You see the company refused the leave of absence, saying the employee was free to resign, and possibly be hired back after the four to six weeks of recuperation, but even if re-hired, would lose all seniority and benefits and be a new hire!

Pardon, but did we read that correctly?  Yes, apparently we did.  The company's vice-president of manufacturing, Dave Roberts, even agreed to confirm the decision to the AP writer who prepared the story.  Foot, say hello to mouth!

As vital an issue of life and death as organ transplant surgery is, and as critically short as donor organs remain, a corporation must be particularly tone deaf on modern issues to put profit so far ahead of basic morality.

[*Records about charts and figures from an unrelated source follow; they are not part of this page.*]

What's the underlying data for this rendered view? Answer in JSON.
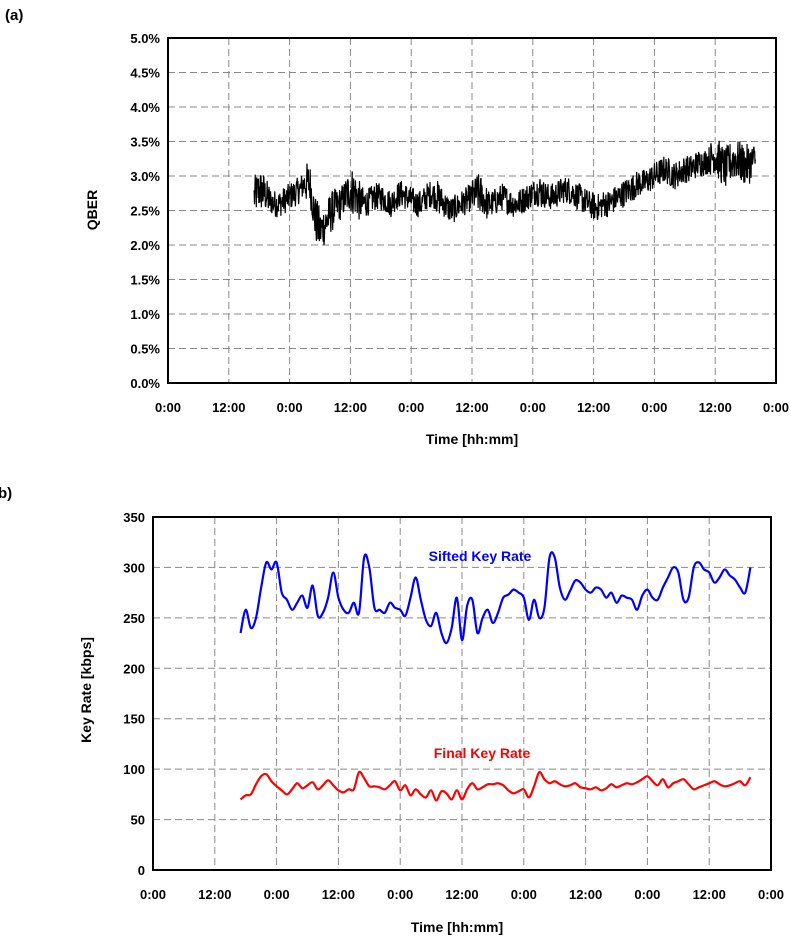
{
  "chart_data": [
    {
      "panel_label": "(a)",
      "type": "line",
      "xlabel": "Time [hh:mm]",
      "ylabel": "QBER",
      "x_tick_labels": [
        "0:00",
        "12:00",
        "0:00",
        "12:00",
        "0:00",
        "12:00",
        "0:00",
        "12:00",
        "0:00",
        "12:00",
        "0:00"
      ],
      "x_unit": "hours",
      "xlim": [
        0,
        120
      ],
      "ylim": [
        0,
        5
      ],
      "y_unit": "percent",
      "y_tick_labels": [
        "0.0%",
        "0.5%",
        "1.0%",
        "1.5%",
        "2.0%",
        "2.5%",
        "3.0%",
        "3.5%",
        "4.0%",
        "4.5%",
        "5.0%"
      ],
      "grid": true,
      "series": [
        {
          "color": "#000000",
          "x": [
            17,
            18,
            19,
            20,
            21,
            22,
            23,
            24,
            25,
            26,
            27,
            28,
            29,
            30,
            31,
            32,
            33,
            34,
            35,
            36,
            37,
            38,
            39,
            40,
            41,
            42,
            43,
            44,
            45,
            46,
            47,
            48,
            49,
            50,
            51,
            52,
            53,
            54,
            55,
            56,
            57,
            58,
            59,
            60,
            61,
            62,
            63,
            64,
            65,
            66,
            67,
            68,
            69,
            70,
            71,
            72,
            73,
            74,
            75,
            76,
            77,
            78,
            79,
            80,
            81,
            82,
            83,
            84,
            85,
            86,
            87,
            88,
            89,
            90,
            91,
            92,
            93,
            94,
            95,
            96,
            97,
            98,
            99,
            100,
            101,
            102,
            103,
            104,
            105,
            106,
            107,
            108,
            109,
            110,
            111,
            112,
            113,
            114,
            115,
            116
          ],
          "y": [
            2.7,
            2.8,
            2.75,
            2.65,
            2.6,
            2.6,
            2.65,
            2.7,
            2.75,
            2.8,
            2.9,
            2.9,
            2.4,
            2.2,
            2.3,
            2.45,
            2.55,
            2.6,
            2.7,
            2.8,
            2.75,
            2.6,
            2.6,
            2.65,
            2.7,
            2.7,
            2.65,
            2.6,
            2.7,
            2.75,
            2.7,
            2.65,
            2.6,
            2.6,
            2.7,
            2.75,
            2.7,
            2.65,
            2.55,
            2.5,
            2.55,
            2.6,
            2.65,
            2.7,
            2.75,
            2.7,
            2.6,
            2.6,
            2.65,
            2.7,
            2.65,
            2.6,
            2.6,
            2.65,
            2.7,
            2.75,
            2.8,
            2.75,
            2.7,
            2.7,
            2.75,
            2.8,
            2.8,
            2.75,
            2.7,
            2.65,
            2.6,
            2.55,
            2.55,
            2.6,
            2.6,
            2.65,
            2.7,
            2.75,
            2.8,
            2.85,
            2.9,
            2.9,
            2.95,
            3.0,
            3.05,
            3.1,
            3.05,
            3.0,
            3.05,
            3.1,
            3.1,
            3.15,
            3.2,
            3.2,
            3.25,
            3.3,
            3.2,
            3.1,
            3.2,
            3.25,
            3.2,
            3.15,
            3.2,
            3.25
          ],
          "spread": [
            0.3,
            0.3,
            0.25,
            0.2,
            0.2,
            0.2,
            0.2,
            0.2,
            0.2,
            0.2,
            0.3,
            0.3,
            0.35,
            0.3,
            0.3,
            0.3,
            0.25,
            0.25,
            0.3,
            0.35,
            0.3,
            0.25,
            0.2,
            0.2,
            0.2,
            0.2,
            0.2,
            0.2,
            0.2,
            0.2,
            0.2,
            0.2,
            0.2,
            0.2,
            0.2,
            0.2,
            0.25,
            0.2,
            0.2,
            0.2,
            0.2,
            0.2,
            0.2,
            0.25,
            0.3,
            0.25,
            0.2,
            0.2,
            0.2,
            0.2,
            0.2,
            0.2,
            0.2,
            0.2,
            0.2,
            0.2,
            0.25,
            0.2,
            0.2,
            0.2,
            0.2,
            0.2,
            0.2,
            0.2,
            0.2,
            0.2,
            0.2,
            0.2,
            0.2,
            0.2,
            0.2,
            0.2,
            0.2,
            0.2,
            0.2,
            0.2,
            0.2,
            0.2,
            0.2,
            0.2,
            0.2,
            0.2,
            0.2,
            0.2,
            0.2,
            0.2,
            0.2,
            0.2,
            0.2,
            0.2,
            0.25,
            0.3,
            0.3,
            0.3,
            0.3,
            0.3,
            0.3,
            0.3,
            0.25,
            0.25
          ]
        }
      ]
    },
    {
      "panel_label": "b)",
      "type": "line",
      "xlabel": "Time [hh:mm]",
      "ylabel": "Key Rate [kbps]",
      "x_tick_labels": [
        "0:00",
        "12:00",
        "0:00",
        "12:00",
        "0:00",
        "12:00",
        "0:00",
        "12:00",
        "0:00",
        "12:00",
        "0:00"
      ],
      "x_unit": "hours",
      "xlim": [
        0,
        120
      ],
      "ylim": [
        0,
        350
      ],
      "y_tick_labels": [
        "0",
        "50",
        "100",
        "150",
        "200",
        "250",
        "300",
        "350"
      ],
      "grid": true,
      "series": [
        {
          "name": "Sifted Key Rate",
          "color": "#0000ff",
          "x": [
            17,
            18,
            19,
            20,
            21,
            22,
            23,
            24,
            25,
            26,
            27,
            28,
            29,
            30,
            31,
            32,
            33,
            34,
            35,
            36,
            37,
            38,
            39,
            40,
            41,
            42,
            43,
            44,
            45,
            46,
            47,
            48,
            49,
            50,
            51,
            52,
            53,
            54,
            55,
            56,
            57,
            58,
            59,
            60,
            61,
            62,
            63,
            64,
            65,
            66,
            67,
            68,
            69,
            70,
            71,
            72,
            73,
            74,
            75,
            76,
            77,
            78,
            79,
            80,
            81,
            82,
            83,
            84,
            85,
            86,
            87,
            88,
            89,
            90,
            91,
            92,
            93,
            94,
            95,
            96,
            97,
            98,
            99,
            100,
            101,
            102,
            103,
            104,
            105,
            106,
            107,
            108,
            109,
            110,
            111,
            112,
            113,
            114,
            115,
            116
          ],
          "y": [
            235,
            258,
            240,
            250,
            280,
            305,
            298,
            305,
            275,
            268,
            258,
            265,
            272,
            260,
            282,
            252,
            255,
            270,
            295,
            270,
            258,
            255,
            265,
            255,
            310,
            300,
            260,
            258,
            255,
            265,
            260,
            258,
            252,
            270,
            290,
            268,
            248,
            242,
            255,
            235,
            225,
            240,
            270,
            228,
            262,
            268,
            235,
            250,
            258,
            245,
            255,
            270,
            273,
            278,
            275,
            270,
            248,
            268,
            250,
            260,
            310,
            310,
            280,
            268,
            277,
            287,
            285,
            278,
            275,
            280,
            278,
            270,
            275,
            265,
            272,
            270,
            268,
            258,
            272,
            278,
            270,
            268,
            280,
            290,
            300,
            295,
            268,
            270,
            300,
            305,
            298,
            295,
            285,
            290,
            298,
            292,
            288,
            280,
            275,
            300
          ],
          "label_position": "center-top"
        },
        {
          "name": "Final Key Rate",
          "color": "#ff0000",
          "x": [
            17,
            18,
            19,
            20,
            21,
            22,
            23,
            24,
            25,
            26,
            27,
            28,
            29,
            30,
            31,
            32,
            33,
            34,
            35,
            36,
            37,
            38,
            39,
            40,
            41,
            42,
            43,
            44,
            45,
            46,
            47,
            48,
            49,
            50,
            51,
            52,
            53,
            54,
            55,
            56,
            57,
            58,
            59,
            60,
            61,
            62,
            63,
            64,
            65,
            66,
            67,
            68,
            69,
            70,
            71,
            72,
            73,
            74,
            75,
            76,
            77,
            78,
            79,
            80,
            81,
            82,
            83,
            84,
            85,
            86,
            87,
            88,
            89,
            90,
            91,
            92,
            93,
            94,
            95,
            96,
            97,
            98,
            99,
            100,
            101,
            102,
            103,
            104,
            105,
            106,
            107,
            108,
            109,
            110,
            111,
            112,
            113,
            114,
            115,
            116
          ],
          "y": [
            70,
            74,
            75,
            85,
            93,
            95,
            88,
            83,
            79,
            75,
            80,
            86,
            81,
            84,
            87,
            80,
            84,
            89,
            84,
            79,
            77,
            80,
            80,
            97,
            91,
            83,
            83,
            82,
            80,
            84,
            88,
            79,
            84,
            74,
            80,
            75,
            72,
            79,
            69,
            78,
            76,
            70,
            79,
            70,
            80,
            86,
            80,
            82,
            85,
            85,
            86,
            84,
            79,
            76,
            78,
            80,
            72,
            83,
            97,
            90,
            86,
            88,
            85,
            83,
            84,
            86,
            82,
            81,
            80,
            82,
            79,
            81,
            85,
            82,
            84,
            86,
            85,
            87,
            90,
            93,
            88,
            84,
            90,
            82,
            86,
            88,
            90,
            85,
            80,
            82,
            84,
            86,
            88,
            85,
            83,
            84,
            86,
            88,
            84,
            92
          ],
          "label_position": "center"
        }
      ]
    }
  ]
}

The company claims that the issue is the prior history of absenteeism of this employee, citing that she has missed significant time off work before this request.  The employee, Pam Melson, has worked for the company for four years.  If she is that poor an employee, why retain her?  Moreover, Melson claims that the absence was a little over a month this year and was required to care for three sick children.  Vice-President Roberts declined to specify to the AP reporter the details of Melson's absences.  One must assume Melson is accurate.

And herein lies the real issue -- law versus morality.  The law in Tennessee says that a company must give a parent a leave of absence to care for a child.  However, this law does not require that a company give such time off for medical care of a non-immediate family member.  One wonders if Tennessee legislators ever thought it necessary to pass a law requiring basic human compassion!

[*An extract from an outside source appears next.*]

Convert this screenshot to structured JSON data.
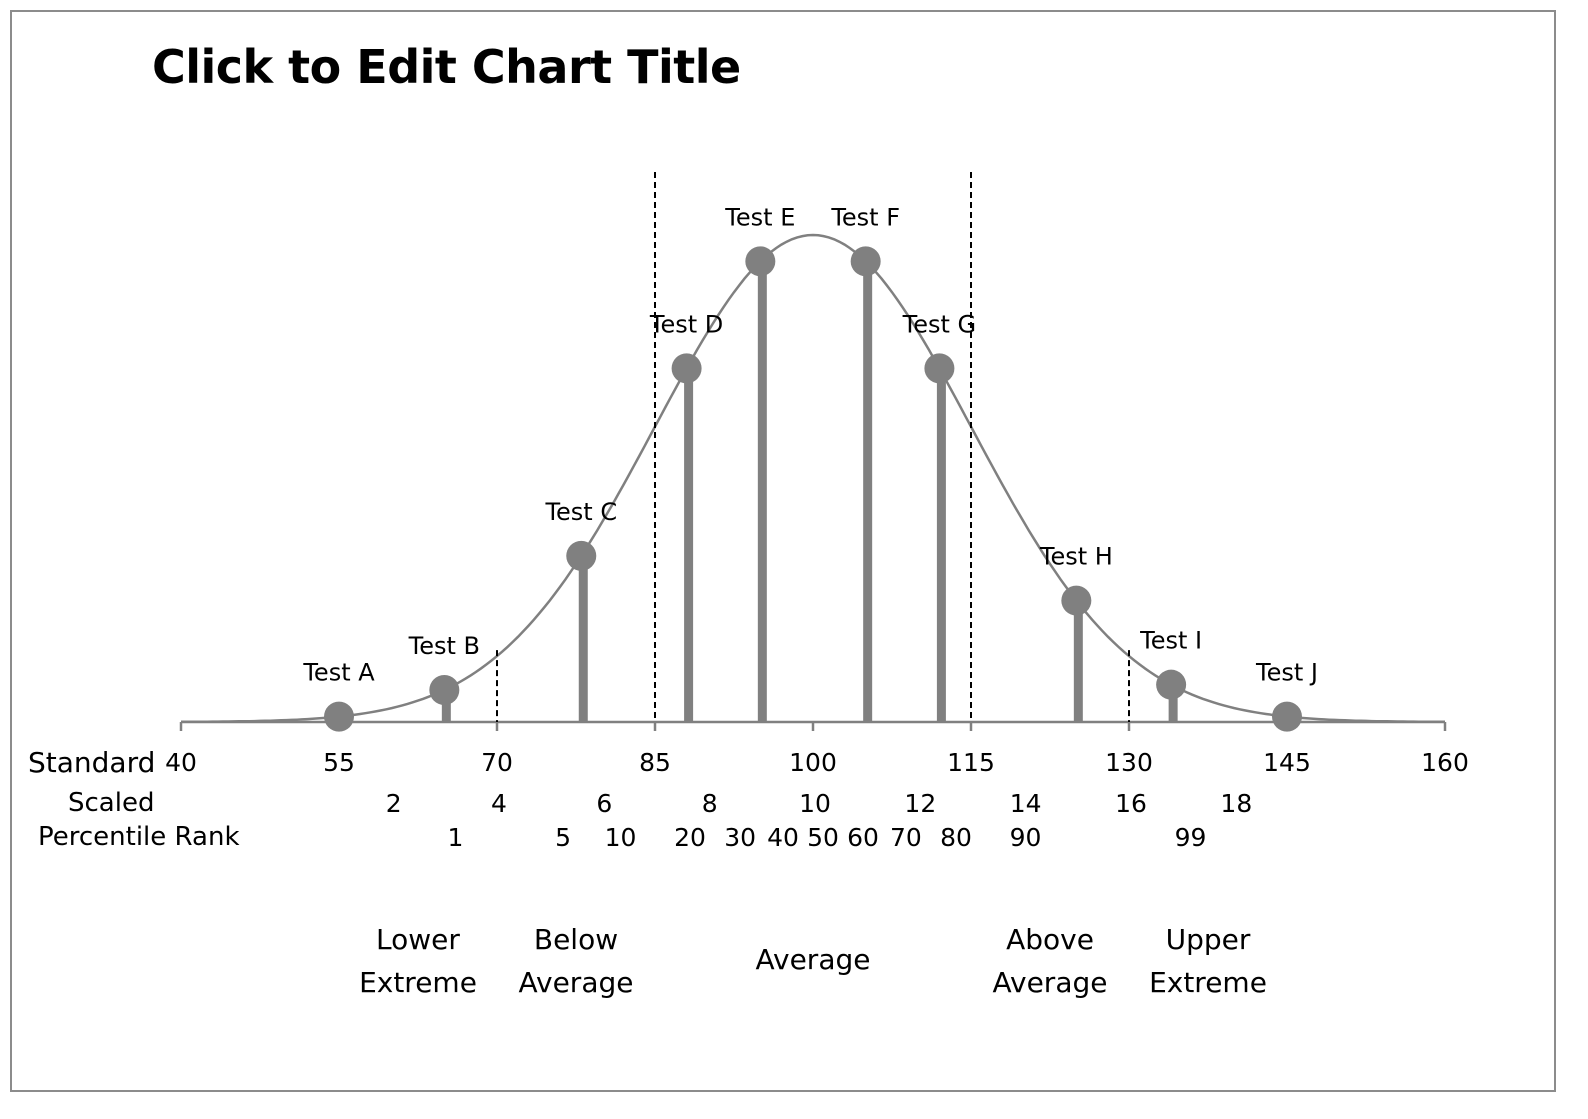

Doctors at the Vanderbilt Medical Center say the patient has about five years to live without the transplant.  Further, Melson isn't claiming any right to pay nor company medical coverage.  It turns out that the patient's Medicaid will pay for the transplant and post-operative care.

Ultimately, this comes down to a company deciding that an inconvenience to them outweighs a life-saving surgery for another human being.  One must ask the question, would Roberts and his corporate leadership care more if the patient was related to one of them!

Business is a foundation of society.  It's important and it should be encouraged as a free state of enterprise.  But, it is not more important than life itself, nor should laws be passed to enforce that central moral code.  Society has a right to assume a conscience exists in humanity, and in cases where it does not, then society must extract the price! 

What must happen here is for this press coverage to cause a firestorm of protests against Tennessee Apparel.  If the leaders of this company cannot come to a moral decision on their own, then perhaps they need a pointed reminder of the business implications. 

In other words, if not morality, then perhaps money.  Sadly, to some people, it seems the money matters more than life!